I am trying to create an ItoProcess from the following system of SDEs:
$\begin{bmatrix} \mathrm d x\\\mathrm d y\end{bmatrix} = \begin{bmatrix} 0 & 1\\ 0 & \theta\end{bmatrix} \begin{bmatrix} x\\ y\end{bmatrix} + \begin{bmatrix} \mathrm 0 \\\sigma\end{bmatrix}\mathrm d W(t)$
Looking at the documentation, I do not see how I could accomplish that. Is it possible to do in Mathematica? If so, how?

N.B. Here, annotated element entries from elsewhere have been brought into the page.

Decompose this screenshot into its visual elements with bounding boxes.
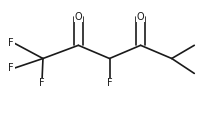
Text: O: O (74, 12, 82, 22)
Text: F: F (8, 38, 14, 48)
Text: O: O (137, 12, 145, 22)
Text: F: F (107, 78, 112, 88)
Text: F: F (39, 78, 45, 88)
Text: F: F (8, 63, 14, 73)
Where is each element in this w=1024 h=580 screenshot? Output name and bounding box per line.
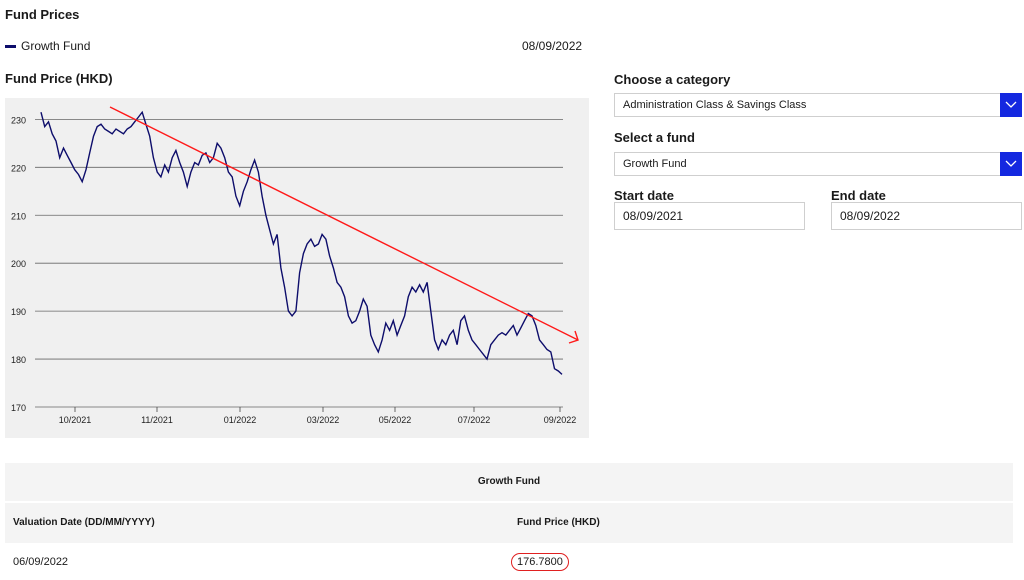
chevron-down-icon[interactable] bbox=[1000, 152, 1022, 176]
y-tick-label: 220 bbox=[11, 163, 26, 173]
x-tick-label: 11/2021 bbox=[141, 415, 173, 425]
as-of-date: 08/09/2022 bbox=[522, 39, 583, 53]
table-row: 06/09/2022 176.7800 bbox=[5, 548, 1013, 580]
table-header-row: Valuation Date (DD/MM/YYYY) Fund Price (… bbox=[5, 503, 1013, 543]
price-chart: 170 180 190 200 210 220 230 10/2021 11/2021 01/20… bbox=[5, 98, 589, 438]
y-tick-label: 210 bbox=[11, 211, 26, 221]
table-caption: Growth Fund bbox=[5, 463, 1013, 501]
fund-select[interactable]: Growth Fund bbox=[614, 152, 1022, 176]
x-tick-label: 05/2022 bbox=[379, 415, 412, 425]
category-select[interactable]: Administration Class & Savings Class bbox=[614, 93, 1022, 117]
category-label: Choose a category bbox=[614, 72, 731, 87]
col-fund-price: Fund Price (HKD) bbox=[517, 517, 600, 528]
x-tick-label: 01/2022 bbox=[224, 415, 257, 425]
y-tick-label: 200 bbox=[11, 259, 26, 269]
chevron-down-icon[interactable] bbox=[1000, 93, 1022, 117]
col-valuation-date: Valuation Date (DD/MM/YYYY) bbox=[13, 517, 155, 528]
price-series-line bbox=[40, 110, 563, 375]
y-tick-label: 170 bbox=[11, 403, 26, 413]
y-tick-label: 230 bbox=[11, 115, 26, 125]
end-date-input[interactable]: 08/09/2022 bbox=[831, 202, 1022, 230]
start-date-label: Start date bbox=[614, 188, 674, 203]
fund-value: Growth Fund bbox=[623, 158, 687, 170]
x-tick-label: 10/2021 bbox=[59, 415, 92, 425]
y-tick-label: 190 bbox=[11, 307, 26, 317]
legend-label: Growth Fund bbox=[21, 39, 91, 53]
row-date: 06/09/2022 bbox=[13, 556, 69, 568]
x-tick-label: 07/2022 bbox=[458, 415, 491, 425]
price-chart-svg: 170 180 190 200 210 220 230 10/2021 11/2021 01/20… bbox=[11, 106, 579, 425]
x-tick-label: 09/2022 bbox=[544, 415, 577, 425]
end-date-label: End date bbox=[831, 188, 886, 203]
row-price: 176.7800 bbox=[511, 553, 569, 571]
y-tick-label: 180 bbox=[11, 355, 26, 365]
legend-swatch bbox=[5, 44, 16, 48]
start-date-input[interactable]: 08/09/2021 bbox=[614, 202, 805, 230]
chart-heading: Fund Price (HKD) bbox=[5, 71, 113, 86]
page-title: Fund Prices bbox=[5, 7, 80, 22]
category-value: Administration Class & Savings Class bbox=[623, 99, 807, 111]
trend-arrow-head bbox=[568, 330, 579, 344]
trend-arrow-line bbox=[109, 106, 579, 341]
fund-label: Select a fund bbox=[614, 130, 695, 145]
x-tick-label: 03/2022 bbox=[307, 415, 340, 425]
chart-legend: Growth Fund bbox=[5, 39, 90, 53]
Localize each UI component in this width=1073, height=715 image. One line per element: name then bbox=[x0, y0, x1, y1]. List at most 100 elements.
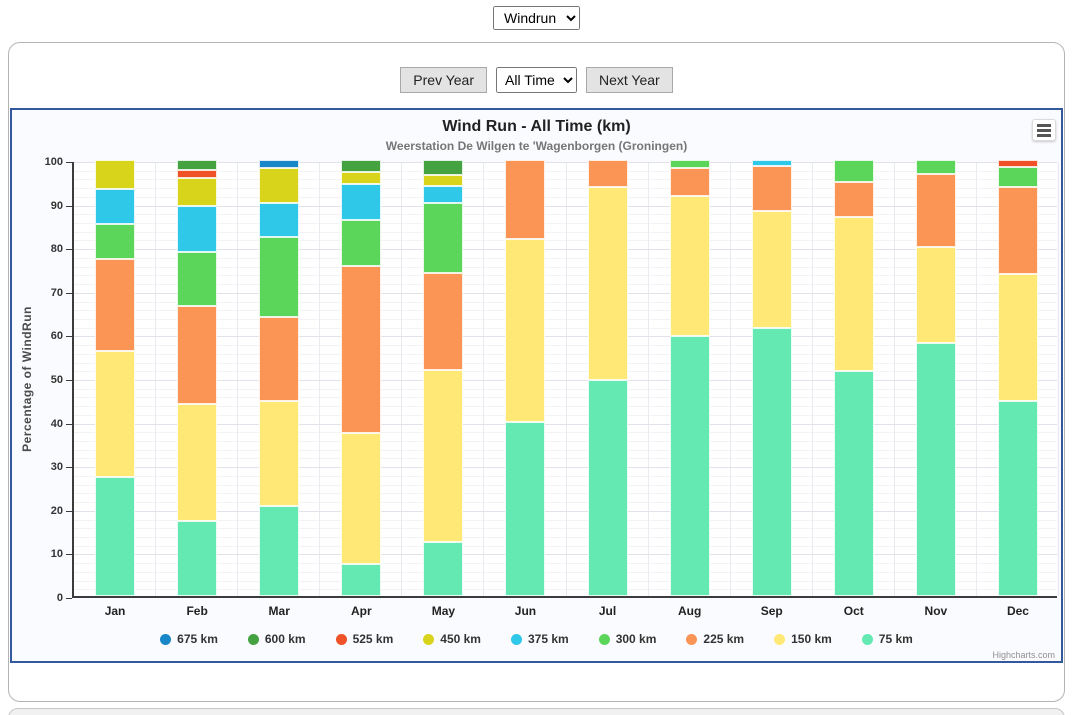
bar-segment-450-km[interactable] bbox=[95, 160, 136, 190]
legend-item-300-km[interactable]: 300 km bbox=[598, 632, 656, 646]
stacked-bar-jun[interactable] bbox=[505, 160, 546, 596]
stacked-bar-feb[interactable] bbox=[177, 160, 218, 596]
bar-segment-75-km[interactable] bbox=[997, 400, 1038, 596]
bar-segment-225-km[interactable] bbox=[177, 306, 218, 404]
y-axis-label: 50 bbox=[50, 374, 63, 386]
legend-item-525-km[interactable]: 525 km bbox=[335, 632, 393, 646]
bar-segment-75-km[interactable] bbox=[751, 327, 792, 596]
bar-segment-300-km[interactable] bbox=[997, 166, 1038, 188]
bar-segment-225-km[interactable] bbox=[423, 272, 464, 370]
bar-segment-225-km[interactable] bbox=[587, 160, 628, 187]
bar-segment-600-km[interactable] bbox=[423, 160, 464, 175]
stacked-bar-oct[interactable] bbox=[833, 160, 874, 596]
bar-segment-225-km[interactable] bbox=[915, 173, 956, 248]
stacked-bar-mar[interactable] bbox=[259, 160, 300, 596]
bar-segment-300-km[interactable] bbox=[341, 219, 382, 266]
legend-item-375-km[interactable]: 375 km bbox=[510, 632, 569, 646]
stacked-bar-aug[interactable] bbox=[669, 160, 710, 596]
stacked-bar-apr[interactable] bbox=[341, 160, 382, 596]
bar-segment-75-km[interactable] bbox=[341, 563, 382, 596]
bar-segment-300-km[interactable] bbox=[915, 160, 956, 174]
major-gridline bbox=[74, 380, 1057, 381]
stacked-bar-dec[interactable] bbox=[997, 160, 1038, 596]
hamburger-menu-icon[interactable] bbox=[1032, 119, 1056, 141]
time-range-select[interactable]: All Time bbox=[496, 67, 577, 93]
bar-segment-525-km[interactable] bbox=[177, 170, 218, 178]
highcharts-credits[interactable]: Highcharts.com bbox=[992, 650, 1055, 660]
legend-item-450-km[interactable]: 450 km bbox=[423, 632, 481, 646]
major-gridline bbox=[74, 205, 1057, 207]
bar-segment-225-km[interactable] bbox=[341, 265, 382, 433]
stacked-bar-may[interactable] bbox=[423, 160, 464, 596]
y-axis-tick bbox=[66, 554, 72, 556]
legend-item-150-km[interactable]: 150 km bbox=[774, 632, 832, 646]
bar-segment-675-km[interactable] bbox=[259, 160, 300, 168]
bar-segment-150-km[interactable] bbox=[177, 403, 218, 521]
bar-segment-225-km[interactable] bbox=[751, 166, 792, 212]
bar-segment-150-km[interactable] bbox=[259, 400, 300, 507]
bar-segment-225-km[interactable] bbox=[95, 259, 136, 351]
vertical-gridline bbox=[237, 162, 239, 596]
bar-segment-150-km[interactable] bbox=[587, 186, 628, 380]
bar-segment-150-km[interactable] bbox=[341, 432, 382, 564]
bar-segment-450-km[interactable] bbox=[423, 174, 464, 186]
bar-segment-600-km[interactable] bbox=[341, 160, 382, 172]
prev-year-button[interactable]: Prev Year bbox=[400, 67, 487, 93]
bar-segment-150-km[interactable] bbox=[423, 369, 464, 542]
bar-segment-600-km[interactable] bbox=[177, 160, 218, 171]
bar-segment-525-km[interactable] bbox=[997, 160, 1038, 167]
bar-segment-225-km[interactable] bbox=[669, 167, 710, 196]
bar-segment-75-km[interactable] bbox=[423, 541, 464, 596]
bar-segment-375-km[interactable] bbox=[751, 160, 792, 167]
legend-item-600-km[interactable]: 600 km bbox=[247, 632, 306, 646]
stacked-bar-sep[interactable] bbox=[751, 160, 792, 596]
bar-segment-150-km[interactable] bbox=[833, 217, 874, 372]
bar-segment-375-km[interactable] bbox=[341, 183, 382, 220]
bar-segment-150-km[interactable] bbox=[997, 273, 1038, 401]
next-year-button[interactable]: Next Year bbox=[586, 67, 673, 93]
y-axis-label: 40 bbox=[50, 417, 63, 430]
bar-segment-150-km[interactable] bbox=[669, 195, 710, 336]
bar-segment-225-km[interactable] bbox=[997, 187, 1038, 274]
bar-segment-150-km[interactable] bbox=[505, 239, 546, 422]
bar-segment-450-km[interactable] bbox=[341, 171, 382, 184]
x-axis-label-sep: Sep bbox=[760, 604, 783, 618]
bar-segment-150-km[interactable] bbox=[751, 211, 792, 328]
x-axis-label-aug: Aug bbox=[677, 604, 702, 618]
bar-segment-150-km[interactable] bbox=[915, 247, 956, 344]
stacked-bar-jul[interactable] bbox=[587, 160, 628, 596]
y-axis-tick bbox=[66, 510, 72, 512]
bar-segment-375-km[interactable] bbox=[95, 189, 136, 225]
stacked-bar-jan[interactable] bbox=[95, 160, 136, 596]
bar-segment-300-km[interactable] bbox=[669, 160, 710, 168]
bar-segment-75-km[interactable] bbox=[505, 421, 546, 596]
bar-segment-225-km[interactable] bbox=[259, 316, 300, 401]
bar-segment-225-km[interactable] bbox=[505, 160, 546, 240]
bar-segment-300-km[interactable] bbox=[423, 203, 464, 273]
bar-segment-375-km[interactable] bbox=[177, 206, 218, 252]
legend-item-675-km[interactable]: 675 km bbox=[160, 632, 218, 646]
chart-type-select[interactable]: Windrun bbox=[493, 6, 580, 30]
bar-segment-300-km[interactable] bbox=[833, 160, 874, 183]
bar-segment-75-km[interactable] bbox=[833, 371, 874, 596]
legend-item-75-km[interactable]: 75 km bbox=[861, 632, 913, 646]
bar-segment-225-km[interactable] bbox=[833, 182, 874, 218]
vertical-gridline bbox=[975, 162, 977, 596]
bar-segment-75-km[interactable] bbox=[915, 343, 956, 596]
bar-segment-300-km[interactable] bbox=[259, 237, 300, 317]
bar-segment-75-km[interactable] bbox=[177, 520, 218, 596]
bar-segment-75-km[interactable] bbox=[587, 379, 628, 596]
bar-segment-150-km[interactable] bbox=[95, 350, 136, 477]
legend-item-225-km[interactable]: 225 km bbox=[686, 632, 744, 646]
stacked-bar-nov[interactable] bbox=[915, 160, 956, 596]
bar-segment-75-km[interactable] bbox=[95, 476, 136, 596]
bar-segment-75-km[interactable] bbox=[259, 506, 300, 596]
bar-segment-75-km[interactable] bbox=[669, 335, 710, 596]
bar-segment-300-km[interactable] bbox=[177, 252, 218, 307]
bar-segment-375-km[interactable] bbox=[259, 203, 300, 238]
y-axis-label: 90 bbox=[50, 199, 63, 212]
bar-segment-375-km[interactable] bbox=[423, 185, 464, 204]
bar-segment-450-km[interactable] bbox=[259, 167, 300, 204]
bar-segment-450-km[interactable] bbox=[177, 177, 218, 207]
bar-segment-300-km[interactable] bbox=[95, 224, 136, 259]
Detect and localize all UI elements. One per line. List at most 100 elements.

If I understand your question :
proc = ItoProcess[
{\[DifferentialD]x[t] == y[t] \[DifferentialD]t,
\[DifferentialD]y[t] == θ y[t] \[DifferentialD]t + σ \[DifferentialD]w[t]},
{x[t], y[t]}, {{x, y}, {x0, y0}}, {t, 0}, w \[Distributed] WienerProcess[]];
Which you can use as :
Mean[proc[t]]
(* {((-1 + E^(t θ)) y0 + x0 θ)/θ, E^(t θ) y0} *)
Variance[proc[t]]
(* {((3 - 4 E^(t θ) + E^(2 t θ) +
2 t θ) σ^2)/(2 θ^3), ((-1 + E^(2 t θ)) σ^2)/(2 θ)} *)